Rotating Taylor-Green Flow

TL;DR

This study systematically explores the steady states of rotating Taylor-Green flow through extensive simulations, identifying four distinct flow regimes and analyzing their boundaries, scaling laws, and the validity of asymptotic theories.

Contribution

It provides a comprehensive mapping of flow behaviors in parameter space and compares asymptotic predictions with numerical results, highlighting the importance of limit order in rotating turbulence.

Findings

Identified four flow states: laminar, intermittent, quasi-2D, turbulence.

Mapped flow regimes with power-law boundaries in Re and Ro.
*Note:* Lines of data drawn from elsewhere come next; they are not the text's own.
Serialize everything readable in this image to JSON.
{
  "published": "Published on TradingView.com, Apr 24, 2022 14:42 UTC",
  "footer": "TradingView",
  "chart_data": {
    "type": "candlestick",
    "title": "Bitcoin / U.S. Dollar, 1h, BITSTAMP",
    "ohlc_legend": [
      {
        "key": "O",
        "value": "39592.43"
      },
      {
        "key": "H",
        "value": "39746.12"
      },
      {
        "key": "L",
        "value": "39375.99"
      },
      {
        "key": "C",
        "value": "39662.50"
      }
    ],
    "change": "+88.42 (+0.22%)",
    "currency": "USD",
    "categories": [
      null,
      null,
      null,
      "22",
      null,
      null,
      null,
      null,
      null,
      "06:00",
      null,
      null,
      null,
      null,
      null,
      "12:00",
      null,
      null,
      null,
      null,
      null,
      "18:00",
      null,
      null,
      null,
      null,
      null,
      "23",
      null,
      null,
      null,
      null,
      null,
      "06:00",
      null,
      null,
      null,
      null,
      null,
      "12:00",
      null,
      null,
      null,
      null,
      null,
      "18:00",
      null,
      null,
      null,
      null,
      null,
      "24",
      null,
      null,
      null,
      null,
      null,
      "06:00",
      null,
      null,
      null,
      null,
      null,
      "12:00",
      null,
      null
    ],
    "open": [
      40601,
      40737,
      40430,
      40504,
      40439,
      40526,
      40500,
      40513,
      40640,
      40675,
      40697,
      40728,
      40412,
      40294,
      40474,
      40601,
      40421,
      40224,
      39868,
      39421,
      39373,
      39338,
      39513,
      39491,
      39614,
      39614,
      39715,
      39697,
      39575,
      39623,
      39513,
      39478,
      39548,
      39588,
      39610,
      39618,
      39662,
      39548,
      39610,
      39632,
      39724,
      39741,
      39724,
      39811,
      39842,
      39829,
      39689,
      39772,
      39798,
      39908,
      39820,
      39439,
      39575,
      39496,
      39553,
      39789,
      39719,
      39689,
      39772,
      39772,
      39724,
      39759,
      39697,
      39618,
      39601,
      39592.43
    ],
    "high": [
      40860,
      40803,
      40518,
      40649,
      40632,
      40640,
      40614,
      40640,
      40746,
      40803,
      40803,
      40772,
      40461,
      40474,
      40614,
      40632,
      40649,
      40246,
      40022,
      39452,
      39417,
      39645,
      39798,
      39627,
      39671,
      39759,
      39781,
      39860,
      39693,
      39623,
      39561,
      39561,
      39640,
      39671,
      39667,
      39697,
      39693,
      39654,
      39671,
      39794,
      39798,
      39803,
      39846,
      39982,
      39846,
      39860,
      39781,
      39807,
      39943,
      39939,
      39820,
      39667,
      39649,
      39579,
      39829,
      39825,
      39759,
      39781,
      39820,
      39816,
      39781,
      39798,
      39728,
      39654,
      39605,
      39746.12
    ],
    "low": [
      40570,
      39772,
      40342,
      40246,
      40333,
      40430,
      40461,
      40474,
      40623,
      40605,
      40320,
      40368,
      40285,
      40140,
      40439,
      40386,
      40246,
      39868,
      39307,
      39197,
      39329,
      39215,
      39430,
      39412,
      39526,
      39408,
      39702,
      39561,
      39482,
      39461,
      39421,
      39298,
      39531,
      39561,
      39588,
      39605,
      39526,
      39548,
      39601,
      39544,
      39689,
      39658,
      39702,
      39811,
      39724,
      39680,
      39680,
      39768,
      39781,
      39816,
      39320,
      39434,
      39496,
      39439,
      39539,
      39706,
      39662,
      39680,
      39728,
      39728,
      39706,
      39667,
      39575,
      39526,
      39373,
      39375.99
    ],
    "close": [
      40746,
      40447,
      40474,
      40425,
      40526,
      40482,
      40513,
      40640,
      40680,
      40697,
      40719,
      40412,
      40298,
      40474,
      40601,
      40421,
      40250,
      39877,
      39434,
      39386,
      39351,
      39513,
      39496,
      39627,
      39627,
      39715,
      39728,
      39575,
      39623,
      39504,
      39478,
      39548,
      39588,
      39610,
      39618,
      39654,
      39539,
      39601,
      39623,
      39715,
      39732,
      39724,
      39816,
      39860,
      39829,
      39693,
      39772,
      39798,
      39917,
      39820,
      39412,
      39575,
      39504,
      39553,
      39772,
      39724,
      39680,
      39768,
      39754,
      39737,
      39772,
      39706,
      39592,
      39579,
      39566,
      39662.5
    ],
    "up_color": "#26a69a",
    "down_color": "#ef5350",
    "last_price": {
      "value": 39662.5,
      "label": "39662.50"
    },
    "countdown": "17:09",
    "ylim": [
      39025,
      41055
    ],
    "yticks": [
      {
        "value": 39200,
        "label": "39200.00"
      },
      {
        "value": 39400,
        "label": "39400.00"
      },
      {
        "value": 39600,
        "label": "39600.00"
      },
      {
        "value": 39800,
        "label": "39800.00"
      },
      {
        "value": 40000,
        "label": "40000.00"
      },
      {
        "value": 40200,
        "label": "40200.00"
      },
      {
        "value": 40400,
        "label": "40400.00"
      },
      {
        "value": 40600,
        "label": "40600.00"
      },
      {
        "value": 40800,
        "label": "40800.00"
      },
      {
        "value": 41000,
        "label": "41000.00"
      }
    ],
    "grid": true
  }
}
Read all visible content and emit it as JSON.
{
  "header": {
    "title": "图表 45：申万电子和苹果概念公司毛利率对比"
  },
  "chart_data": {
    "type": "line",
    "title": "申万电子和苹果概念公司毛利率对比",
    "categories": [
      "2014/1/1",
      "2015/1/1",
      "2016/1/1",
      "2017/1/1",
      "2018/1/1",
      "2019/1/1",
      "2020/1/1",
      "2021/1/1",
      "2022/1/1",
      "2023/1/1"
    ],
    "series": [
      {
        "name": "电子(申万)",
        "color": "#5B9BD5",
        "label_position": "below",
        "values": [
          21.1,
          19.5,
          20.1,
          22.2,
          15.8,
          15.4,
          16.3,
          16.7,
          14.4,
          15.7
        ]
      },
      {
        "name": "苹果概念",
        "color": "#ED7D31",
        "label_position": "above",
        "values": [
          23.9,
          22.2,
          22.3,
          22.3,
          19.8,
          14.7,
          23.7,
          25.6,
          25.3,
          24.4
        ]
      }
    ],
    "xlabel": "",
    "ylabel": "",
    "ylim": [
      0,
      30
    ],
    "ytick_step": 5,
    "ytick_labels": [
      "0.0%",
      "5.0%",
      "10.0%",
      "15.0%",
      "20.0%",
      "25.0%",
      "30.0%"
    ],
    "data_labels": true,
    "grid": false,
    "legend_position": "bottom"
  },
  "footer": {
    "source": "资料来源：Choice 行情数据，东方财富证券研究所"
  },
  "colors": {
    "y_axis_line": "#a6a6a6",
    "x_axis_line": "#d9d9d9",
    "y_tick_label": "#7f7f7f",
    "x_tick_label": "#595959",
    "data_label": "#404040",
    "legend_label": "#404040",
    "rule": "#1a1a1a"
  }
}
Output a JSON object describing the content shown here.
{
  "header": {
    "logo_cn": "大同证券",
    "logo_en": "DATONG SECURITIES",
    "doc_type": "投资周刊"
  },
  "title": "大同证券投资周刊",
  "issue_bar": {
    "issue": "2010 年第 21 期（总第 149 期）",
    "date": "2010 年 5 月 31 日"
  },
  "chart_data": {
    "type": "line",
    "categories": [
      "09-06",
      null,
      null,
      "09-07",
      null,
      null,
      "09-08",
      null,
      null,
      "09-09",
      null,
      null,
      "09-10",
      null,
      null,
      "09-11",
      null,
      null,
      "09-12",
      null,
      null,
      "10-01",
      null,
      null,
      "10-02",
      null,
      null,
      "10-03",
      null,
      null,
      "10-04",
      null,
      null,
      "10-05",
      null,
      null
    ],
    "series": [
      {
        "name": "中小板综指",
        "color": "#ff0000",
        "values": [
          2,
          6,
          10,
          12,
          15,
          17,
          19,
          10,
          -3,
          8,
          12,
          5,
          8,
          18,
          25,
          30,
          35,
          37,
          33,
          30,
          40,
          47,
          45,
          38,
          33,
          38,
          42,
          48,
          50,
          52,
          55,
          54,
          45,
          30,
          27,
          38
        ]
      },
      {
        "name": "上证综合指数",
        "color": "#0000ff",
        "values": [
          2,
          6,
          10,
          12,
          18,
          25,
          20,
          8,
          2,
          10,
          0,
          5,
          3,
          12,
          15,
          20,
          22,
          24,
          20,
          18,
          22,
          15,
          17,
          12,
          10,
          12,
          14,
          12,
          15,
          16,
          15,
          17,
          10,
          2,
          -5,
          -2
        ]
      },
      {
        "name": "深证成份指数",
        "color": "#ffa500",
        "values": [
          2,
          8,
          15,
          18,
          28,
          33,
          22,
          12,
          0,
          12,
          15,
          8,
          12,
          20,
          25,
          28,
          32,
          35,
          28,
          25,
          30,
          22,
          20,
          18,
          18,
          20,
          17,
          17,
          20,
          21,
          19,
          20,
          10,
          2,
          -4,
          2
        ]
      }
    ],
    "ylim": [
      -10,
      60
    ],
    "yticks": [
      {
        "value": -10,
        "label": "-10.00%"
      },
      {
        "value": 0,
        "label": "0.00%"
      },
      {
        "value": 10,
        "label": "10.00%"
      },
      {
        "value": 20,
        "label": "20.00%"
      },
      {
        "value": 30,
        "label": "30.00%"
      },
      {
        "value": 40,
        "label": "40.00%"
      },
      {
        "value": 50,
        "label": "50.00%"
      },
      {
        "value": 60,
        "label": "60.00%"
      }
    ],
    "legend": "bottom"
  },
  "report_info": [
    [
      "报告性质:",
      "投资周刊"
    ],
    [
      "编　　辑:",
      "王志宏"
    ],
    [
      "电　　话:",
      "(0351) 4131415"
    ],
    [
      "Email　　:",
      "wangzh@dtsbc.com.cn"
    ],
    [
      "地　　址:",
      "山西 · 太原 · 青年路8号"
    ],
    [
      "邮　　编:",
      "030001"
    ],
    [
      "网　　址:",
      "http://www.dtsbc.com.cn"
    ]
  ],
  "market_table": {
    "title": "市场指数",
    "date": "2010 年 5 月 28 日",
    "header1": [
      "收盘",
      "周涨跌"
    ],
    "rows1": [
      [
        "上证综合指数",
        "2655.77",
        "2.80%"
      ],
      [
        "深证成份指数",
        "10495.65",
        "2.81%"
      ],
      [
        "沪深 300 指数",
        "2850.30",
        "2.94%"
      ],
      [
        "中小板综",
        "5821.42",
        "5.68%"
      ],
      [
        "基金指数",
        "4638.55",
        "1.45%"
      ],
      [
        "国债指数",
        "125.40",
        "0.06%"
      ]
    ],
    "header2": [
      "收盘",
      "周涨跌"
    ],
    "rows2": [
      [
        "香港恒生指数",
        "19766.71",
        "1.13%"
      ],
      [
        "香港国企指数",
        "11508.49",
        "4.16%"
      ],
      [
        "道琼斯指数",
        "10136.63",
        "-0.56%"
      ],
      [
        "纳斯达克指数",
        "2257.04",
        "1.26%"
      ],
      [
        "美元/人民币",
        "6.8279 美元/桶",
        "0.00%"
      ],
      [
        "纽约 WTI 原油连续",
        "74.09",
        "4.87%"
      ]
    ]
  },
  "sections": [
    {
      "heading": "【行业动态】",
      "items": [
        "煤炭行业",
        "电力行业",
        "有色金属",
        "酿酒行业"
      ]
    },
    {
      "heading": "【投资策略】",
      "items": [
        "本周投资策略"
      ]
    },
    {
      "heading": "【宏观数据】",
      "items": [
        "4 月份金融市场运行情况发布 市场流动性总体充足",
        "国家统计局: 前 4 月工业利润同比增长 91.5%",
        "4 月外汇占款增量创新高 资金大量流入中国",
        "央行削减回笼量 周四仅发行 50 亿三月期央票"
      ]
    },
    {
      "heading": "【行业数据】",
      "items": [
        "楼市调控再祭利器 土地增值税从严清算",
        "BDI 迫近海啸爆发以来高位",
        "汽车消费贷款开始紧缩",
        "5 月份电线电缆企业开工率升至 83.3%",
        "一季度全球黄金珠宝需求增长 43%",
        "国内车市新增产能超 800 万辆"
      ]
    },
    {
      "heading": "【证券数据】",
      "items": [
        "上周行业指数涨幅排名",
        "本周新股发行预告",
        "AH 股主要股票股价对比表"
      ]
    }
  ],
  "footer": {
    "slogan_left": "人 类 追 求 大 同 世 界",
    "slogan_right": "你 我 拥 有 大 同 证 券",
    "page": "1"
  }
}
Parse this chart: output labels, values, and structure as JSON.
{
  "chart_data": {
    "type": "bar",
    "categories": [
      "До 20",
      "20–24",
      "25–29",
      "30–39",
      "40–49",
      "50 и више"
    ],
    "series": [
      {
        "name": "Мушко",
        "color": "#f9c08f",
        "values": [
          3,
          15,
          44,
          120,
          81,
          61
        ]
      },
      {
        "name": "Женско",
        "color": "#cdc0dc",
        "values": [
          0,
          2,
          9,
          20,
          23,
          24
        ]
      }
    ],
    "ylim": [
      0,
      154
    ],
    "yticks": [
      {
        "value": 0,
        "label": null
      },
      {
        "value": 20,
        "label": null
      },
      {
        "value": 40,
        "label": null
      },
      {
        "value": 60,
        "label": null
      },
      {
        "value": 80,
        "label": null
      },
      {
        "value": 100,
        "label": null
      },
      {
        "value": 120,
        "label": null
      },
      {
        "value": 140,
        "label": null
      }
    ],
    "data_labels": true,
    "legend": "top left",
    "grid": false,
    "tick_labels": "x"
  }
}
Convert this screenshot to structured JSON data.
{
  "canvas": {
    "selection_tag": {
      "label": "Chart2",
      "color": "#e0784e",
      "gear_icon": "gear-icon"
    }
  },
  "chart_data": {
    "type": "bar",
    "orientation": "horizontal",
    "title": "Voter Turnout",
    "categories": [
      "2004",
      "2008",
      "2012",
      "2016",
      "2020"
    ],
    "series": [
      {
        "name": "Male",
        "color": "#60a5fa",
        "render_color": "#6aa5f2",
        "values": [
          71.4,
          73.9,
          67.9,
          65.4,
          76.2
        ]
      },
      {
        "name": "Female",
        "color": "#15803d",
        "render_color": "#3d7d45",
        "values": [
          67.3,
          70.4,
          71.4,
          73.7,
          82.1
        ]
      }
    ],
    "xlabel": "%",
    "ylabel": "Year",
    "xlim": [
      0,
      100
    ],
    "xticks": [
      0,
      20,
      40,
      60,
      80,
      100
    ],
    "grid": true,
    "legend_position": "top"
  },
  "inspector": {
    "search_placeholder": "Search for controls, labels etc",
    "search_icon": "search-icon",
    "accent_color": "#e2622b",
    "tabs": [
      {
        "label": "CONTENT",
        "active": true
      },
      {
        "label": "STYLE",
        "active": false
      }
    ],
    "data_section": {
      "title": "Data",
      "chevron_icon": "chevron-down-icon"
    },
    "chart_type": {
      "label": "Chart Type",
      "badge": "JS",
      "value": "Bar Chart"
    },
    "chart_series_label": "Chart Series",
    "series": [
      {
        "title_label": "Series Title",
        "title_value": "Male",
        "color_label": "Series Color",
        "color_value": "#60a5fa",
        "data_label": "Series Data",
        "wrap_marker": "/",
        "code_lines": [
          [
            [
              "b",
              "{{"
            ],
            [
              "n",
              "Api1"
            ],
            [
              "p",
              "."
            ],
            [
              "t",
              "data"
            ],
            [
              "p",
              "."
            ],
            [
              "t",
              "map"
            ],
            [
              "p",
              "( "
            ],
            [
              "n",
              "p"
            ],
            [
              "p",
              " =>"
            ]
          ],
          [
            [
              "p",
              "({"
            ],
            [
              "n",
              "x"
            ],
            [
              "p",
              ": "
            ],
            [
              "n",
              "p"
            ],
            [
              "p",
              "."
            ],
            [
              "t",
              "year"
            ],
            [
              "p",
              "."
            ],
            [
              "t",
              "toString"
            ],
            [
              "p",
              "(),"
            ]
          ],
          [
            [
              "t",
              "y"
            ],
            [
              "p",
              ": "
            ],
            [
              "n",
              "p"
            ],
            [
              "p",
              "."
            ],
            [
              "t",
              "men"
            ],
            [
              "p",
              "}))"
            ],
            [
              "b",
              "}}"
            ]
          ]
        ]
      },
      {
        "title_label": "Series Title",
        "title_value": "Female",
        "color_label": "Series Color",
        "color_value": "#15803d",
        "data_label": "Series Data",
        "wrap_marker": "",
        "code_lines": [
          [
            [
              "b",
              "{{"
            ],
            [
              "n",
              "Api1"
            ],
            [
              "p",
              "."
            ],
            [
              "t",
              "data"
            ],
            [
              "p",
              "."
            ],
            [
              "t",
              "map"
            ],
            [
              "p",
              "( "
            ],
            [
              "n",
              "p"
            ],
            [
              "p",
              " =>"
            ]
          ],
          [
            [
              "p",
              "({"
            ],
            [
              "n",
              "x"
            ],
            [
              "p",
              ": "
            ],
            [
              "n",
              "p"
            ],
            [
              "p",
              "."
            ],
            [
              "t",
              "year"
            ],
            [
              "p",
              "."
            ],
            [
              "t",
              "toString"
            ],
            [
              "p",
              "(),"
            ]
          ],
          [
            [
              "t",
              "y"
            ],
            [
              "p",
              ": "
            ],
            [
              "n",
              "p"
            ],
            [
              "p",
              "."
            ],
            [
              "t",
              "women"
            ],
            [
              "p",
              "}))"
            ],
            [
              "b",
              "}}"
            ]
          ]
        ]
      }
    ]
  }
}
Compared asymptotic expansions with simulation results, noting limitations.

Abstract

The steady state of a forced Taylor-Green flow is investigated in a rotating frame of reference. The investigation involves the results of 184 numerical simulations for different Reynolds number $\mathrm{Re}_{_{F}}$ and Rossby number $\mathrm{Ro}_{_F}$. The large number of examined runs allows a systematic study that enables the mapping of the different behaviors observed to the parameter space ($\mathrm{Re}_{_{F}},\mathrm{Ro}_{_{F}}$), and the examination of different limiting procedures for approaching the large $\mathrm{Re}_{_{F}}$ small $\mathrm{Ro}_{_F}$ limit. Four distinctly different states were identified: {\it laminar, intermittent bursts, quasi-2D condensates, and weakly rotating turbulence}. These four different states are separated by power-law boundaries $\mathrm{Ro}_{_F} \propto \mathrm{Re}_{_{F}}^{-\gamma}$ in the small $\mathrm{Ro}_{_F}$ limit. In this limit, the predictions of asymptotic expansions can be directly compared to the results of the direct numerical simulations. While the first order expansion is in good agreement with the results of the linear stability theory, it fails to reproduce the dynamical behavior of the quasi-2D part of the flow in the nonlinear regime, indicating that higher order terms in the expansion need to be taken in to account. The large number of simulations allows also to investigate the scaling that relates the amplitude of the fluctuations with the energy dissipation rate and the control parameters of the system for the different states of the flow. Different scaling was observed for different states of the flow, that are discussed in detail. The present results clearly demonstrate that the limits small Rossby and large Reynolds do not commute and it is important to specify the order in which they are taken.